Israeli DDoS Provider 'vDOS' Earned $600,000 In Two Years

pdclarry writes: Brian Krebs writes that he has obtained the hacked database of an Israeli company that is responsible for most of the large-scale DDoS attacks over the past (at least) 4 years. The vDOS database, obtained by KrebsOnSecurity.com at the end of July 2016, points to two young men in Israel as the principle owners and masterminds of the attack service, with support services coming from several young hackers in the United States. Records before 2012 were not in the dump, but Krebs believes that the service has actually been operating for decades. The report starts by saying, "vDos -- a so-called 'booter' service has earned in excess of $600,000 over the past two years helping customers coordinate more than 150,000 so-called distributed denial-of-service (DDoS) attacks designed to knock websites offline -- has been massively hacked, spilling secrets about tens of thousands of paying customers and their targets." In regard to how long the service has been operating, Krebs believes the service has been operating for decades "because the data leaked in the hack of vDOS suggests that the proprietors erased all digital records of attacks that customers launched between Sept. 2012 (when the service first came online) and the end of March 2016."

Slashdot summary isn't great, it's "DDoS decades"

[Walking+The+Walk]

The summary isn't great, it seems to contradict itself a couple of times. If the site "erased all digital records of attacks that customers launched between Sept. 2012 ... and the end of March 2016", then how do you have data for "the past two years"? I skimmed the whole article and didn't find an answer to that one, my best guess is that they meant the attack data itself was erased, but the service requests, chat logs, etc that Krebs references were not erased.

Regarding the "operating for decades" vs "Sept. 2012 (when the service first came online)", it's because Krebs is writing about the aggregate amount of time wasted by the DDoS. He calls it "DDoS seconds" which he then rolls up to years. He is not suggesting the service has been operating for decades, but rather that in the past 5 years the service has caused the equivalent of decades worth of service disruption. (So if 30 hosts are disrupted for 2 hour, that's 60 hours of downtime total, or "DDoS 2.5 days", even though the DDoS attacks only lasted 2 hours and ran in parallel.)
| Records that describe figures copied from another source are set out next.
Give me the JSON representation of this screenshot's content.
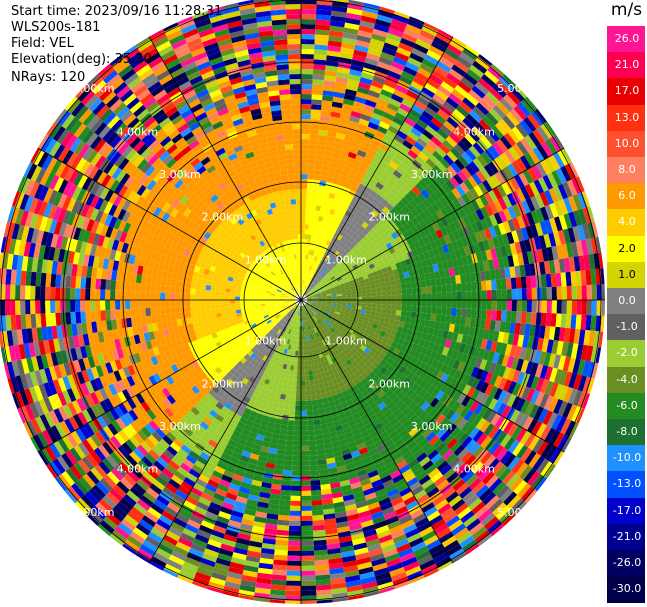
{
  "header": {
    "start_time": "Start time: 2023/09/16 11:28:31",
    "instrument": "WLS200s-181",
    "field": "Field: VEL",
    "elevation": "Elevation(deg): 35.30",
    "nrays": "NRays: 120"
  },
  "chart_data": {
    "type": "heatmap",
    "projection": "polar-ppi",
    "field": "VEL",
    "units": "m/s",
    "n_rays": 120,
    "elevation_deg": 35.3,
    "range_ring_labels": [
      "1.00km",
      "2.00km",
      "3.00km",
      "4.00km",
      "5.00km"
    ],
    "colorbar": {
      "unit": "m/s",
      "ticks": [
        "26.0",
        "21.0",
        "17.0",
        "13.0",
        "10.0",
        "8.0",
        "6.0",
        "4.0",
        "2.0",
        "1.0",
        "0.0",
        "-1.0",
        "-2.0",
        "-4.0",
        "-6.0",
        "-8.0",
        "-10.0",
        "-13.0",
        "-17.0",
        "-21.0",
        "-26.0",
        "-30.0"
      ],
      "colors": [
        "#ff1493",
        "#ff0050",
        "#e80000",
        "#ff3010",
        "#ff5030",
        "#ff8060",
        "#ff9900",
        "#ffcc00",
        "#ffff00",
        "#d4d400",
        "#808080",
        "#606060",
        "#9acd32",
        "#6b8e23",
        "#228b22",
        "#1e7030",
        "#1e90ff",
        "#0050ff",
        "#0000cd",
        "#000090",
        "#000060",
        "#00004a"
      ]
    },
    "velocity_pattern": "approaching (gray/green, negative) toward south-east, receding (yellow/orange, positive) toward north-west; outer ranges noisy"
  }
}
The most interesting part of the article is that subscribing to the DDoS service was only $30/month. That sounds cheaper than paying for DDoS protection/mitigation services, and makes me wonder if vDOS will change their service into a protection racket (pay us to be on our "protected" list so other members can't DDoS you.)

Not operating for decades

[tsu+doh+nimh]

The summary is wrong. The author didn't say the service has been operating for decades. It said its likely to have been responsible for several decades' worth of attacks, which this service measured in seconds. Since the service allows many concurrent attacks, Krebs said that in four months time the site was responsible for 8 years ("DDoS years) worth of attacks.

Re:Slashdot summary isn't great, it's "DDoS decade

Posting anonymously because my company is currently the target of such an attack and I don't our adversary information. The cost to defend against someone using their paid ($30/month) service would be around $6000/month from Akamai. If we were a website-only service, the cost would be much lower ($200/month) from Cloudflare.